CARACAS.- Al sur del río Orinoco, en una extensión de 111.843 kilómetros cuadrados en el estado Bolívar, yacen las riquezas minerales más grandes de Venezuela y una de las más importantes del mundo. Oro, diamante y coltán se encuentran en las entrañas de este gigantesco lugar desde hace millones de años, lo que ha impulsado al régimen venezolano a poner en marcha su explotación con el fin de fortalecer su maltrecha economía tras la caída de los precios del petróleo.

En febrero de 2016, el dictador Nicolás Maduro decretó ese territorio como Zona de Desarrollo Estratégico Nacional Arco Minero del Orinoco, una idea que Hugo Chávez había anunciado al país en 2011.

Sin embargo, tal proyecto avanza sin que se hayan elaborado los estudios correspondientes de impacto ambiental y sociocultural, provocando un ecocidio que afecta a los pueblos indígenas y los ecosistemas del mundo, puesto que el Arco Minero del Orinoco es parte de la Amazonia.

“La forma de organización que promueve el gobierno de la pequeña minería que son las brigadas socialistas mineras siguen utilizando cianuro“, alega Edgar López, periodista y principal autor del trabajo investigativo Arco Minero del Orinoco crimen, corrupción y cianuro, reseña Fedecámaras Radio.

“El cianuro no es una alternativa limpia“, señala López, quien a su vez comparó esta experiencia con una empresa de cianuración argentina que presentó problemas de contaminación con el mismo material, contra empresas de maletín creadas por Gold Reserve, firma canadiense, las cuales no han podido garantizar una minería amigable con el ambiente.

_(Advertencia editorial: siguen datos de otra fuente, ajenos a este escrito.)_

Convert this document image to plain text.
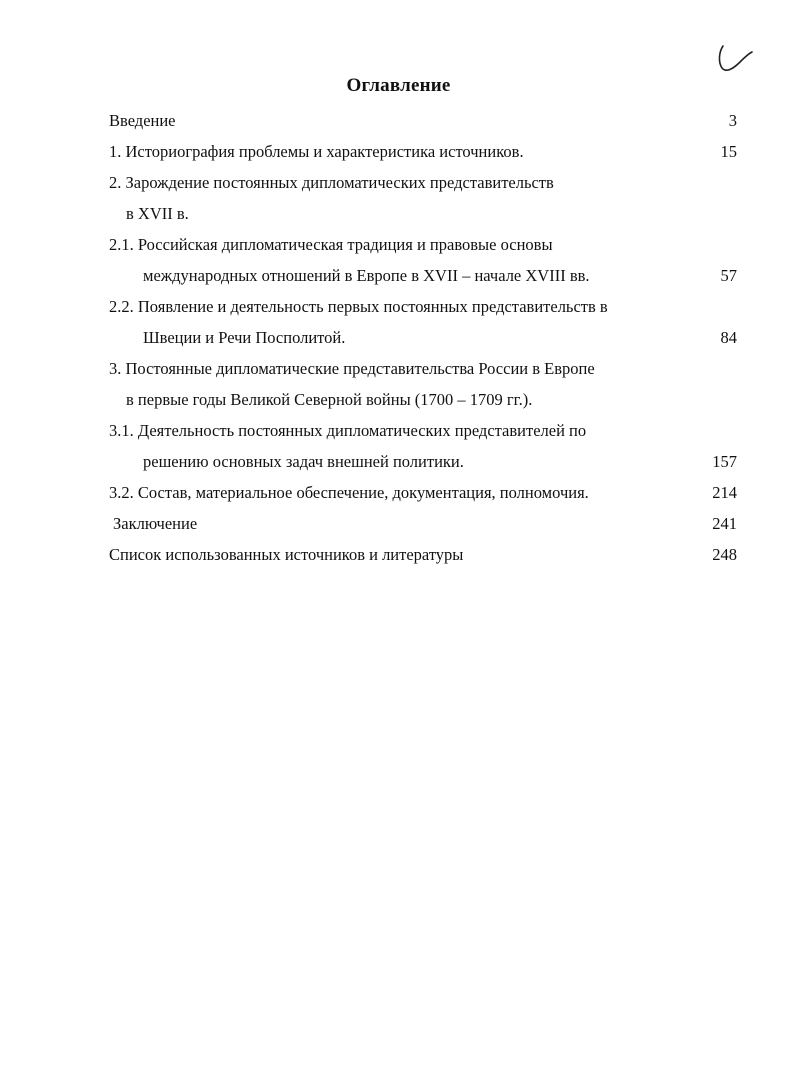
Оглавление
Введение	3
1. Историография проблемы и характеристика источников.	15
2. Зарождение постоянных дипломатических представительств
в XVII в.
2.1. Российская дипломатическая традиция и правовые основы
международных отношений в Европе в XVII – начале XVIII вв.	57
2.2. Появление и деятельность первых постоянных представительств в
Швеции и Речи Посполитой.	84
3. Постоянные дипломатические представительства России в Европе
в первые годы Великой Северной войны (1700 – 1709 гг.).
3.1. Деятельность постоянных дипломатических представителей по
решению основных задач внешней политики.	157
3.2. Состав, материальное обеспечение, документация, полномочия.	214
Заключение	241
Список использованных источников и литературы	248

Por otra parte, Alberto Blanco Dávila, director y editor en jefe del Grupo Explora, indicó que el ecocidio del Arco Minero del Orinoco es “el proyecto más devastador de todo continente, esto es un área de más de 111.000 Km2 , lo que representa el 12% del territorio nacional“.

Dávila agregó que dicho plan es más grande que Panamá, Cuba, otras islas del Caribe y mucho más grande que algunos países europeos.

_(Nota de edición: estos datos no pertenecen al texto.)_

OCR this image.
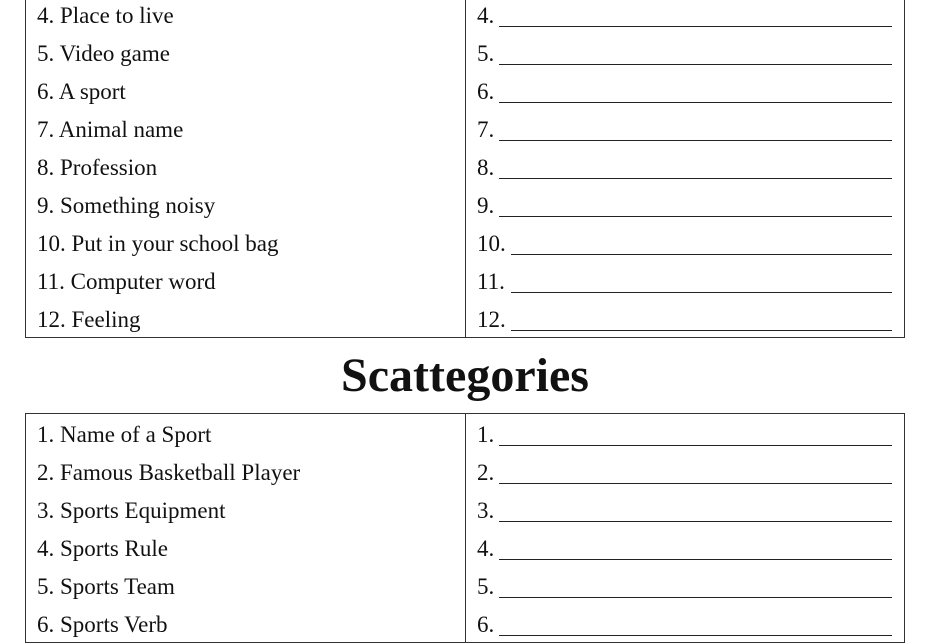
4. Place to live	4.
5. Video game	5.
6. A sport	6.
7. Animal name	7.
8. Profession	8.
9. Something noisy	9.
10. Put in your school bag	10.
11. Computer word	11.
12. Feeling	12.
Scattegories
1. Name of a Sport	1.
2. Famous Basketball Player	2.
3. Sports Equipment	3.
4. Sports Rule	4.
5. Sports Team	5.
6. Sports Verb	6.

Pero el intento de Maduro de sustituir la renta petrolera por la renta minera para paliar la profunda crisis económica y social que sufre Venezuela tiene un primer gran obstáculo: el tiempo. Transcurrido año y medio después de la creación del Arco Minero del Orinoco, los ingresos adicionales que el gobierno espera obtener de las minas siguen enterrados en el subsuelo o peor aún, no se encuentran registrados en las arcas del Banco Central.

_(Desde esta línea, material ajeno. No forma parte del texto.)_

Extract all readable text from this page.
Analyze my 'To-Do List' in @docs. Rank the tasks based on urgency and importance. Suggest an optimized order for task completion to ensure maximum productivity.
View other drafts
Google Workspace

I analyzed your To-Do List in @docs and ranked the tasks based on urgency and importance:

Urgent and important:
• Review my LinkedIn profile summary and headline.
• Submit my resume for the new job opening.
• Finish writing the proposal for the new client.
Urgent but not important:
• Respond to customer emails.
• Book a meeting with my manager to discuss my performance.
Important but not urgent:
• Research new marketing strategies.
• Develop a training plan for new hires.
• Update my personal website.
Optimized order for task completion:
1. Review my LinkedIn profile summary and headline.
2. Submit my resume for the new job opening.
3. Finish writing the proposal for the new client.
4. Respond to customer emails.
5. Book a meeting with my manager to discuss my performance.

“Yo preguntaría donde está el oro extraído del arco minero, la cual no está registrada en las compras del BCV, donde el último registro de compra fue en el mes de abril”, cuestiona Edgar López ante esta situación, una que podría alcanzar repercusión a nivel mundial, puesto que en la región se encuentra la mayor reserva de agua del país y del mundo.